I've always been of the opinion that if you really want to know what's happening with productivity, you have to do it from the income side because the data on profits are good, the data on prices are reasonably good, and all the unit costs are a better measure to get the fallout; in other words, to get -- if you have unit labor costs and some varying judgments of what's going on in compensation per hour, obviously productivity comes out as a residual. And it is a far more consistent story about what's going in the world to reconcile the fact that despite increasing compensation per hour, accelerated compensation per hour, prices have done nothing. The only way in the full accounting system that that can happen is that productivity is rising -- I should say productivity growth has accelerated in recent years, and indeed, all the collateral evidence does suggest that that is indeed the case. And even though we don't have data for non-financial corporations for the third quarter, preliminary stuff that we put together for the manufacturing part of that shows that the third-quarter productivity numbers are still moving at a fairly good pace.
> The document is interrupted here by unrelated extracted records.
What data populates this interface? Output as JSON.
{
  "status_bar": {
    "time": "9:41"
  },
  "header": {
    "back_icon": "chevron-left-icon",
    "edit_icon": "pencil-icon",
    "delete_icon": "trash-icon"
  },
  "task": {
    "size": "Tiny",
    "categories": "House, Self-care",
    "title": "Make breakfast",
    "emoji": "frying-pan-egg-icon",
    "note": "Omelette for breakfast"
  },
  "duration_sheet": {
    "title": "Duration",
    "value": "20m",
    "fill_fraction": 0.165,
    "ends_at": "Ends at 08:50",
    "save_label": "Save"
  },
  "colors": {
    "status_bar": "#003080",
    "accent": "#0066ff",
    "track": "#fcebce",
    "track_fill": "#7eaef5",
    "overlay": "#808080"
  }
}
So what we have is a very unusual phenomenon in which we are seeing price increases, or I should say pricing power on the part of American business virtually non-existent in the context of a fairly substantial set of pressures where you would have expected long ago prices to have accelerated. I don't recall moving this far into a business cycle expansion with the price level, inflation rate, staying down, and by some measures even continuing to fall. I do not remember this type of inflation pattern existing for this long into a business cycle pattern.
Thus, having spoken a good deal longer than I intended to, just let me sum up by saying the situation in the American economy has become very fluid for all the reasons I've been trying to outline. To date, to repeat, the economy has remained in reasonable shape, with good growth and low if not declining inflation as a crucial element with respect to the existing state of affairs.
But we are clearly facing a set of forces that should be dampening demand going forward to an unknown extent. In particular, a marked shift in investor psychology away from risk and toward liquidity and safety has exacerbated the problems in foreign markets, where deflationary forces remain virulent and have spread to the financial markets in the United States.
We do not know how far it will go or how much it will affect consumer and business spending here at home. This is a time for monetary policy to be especially alert.
I thank you very much. It's been a pleasure being with you this morning.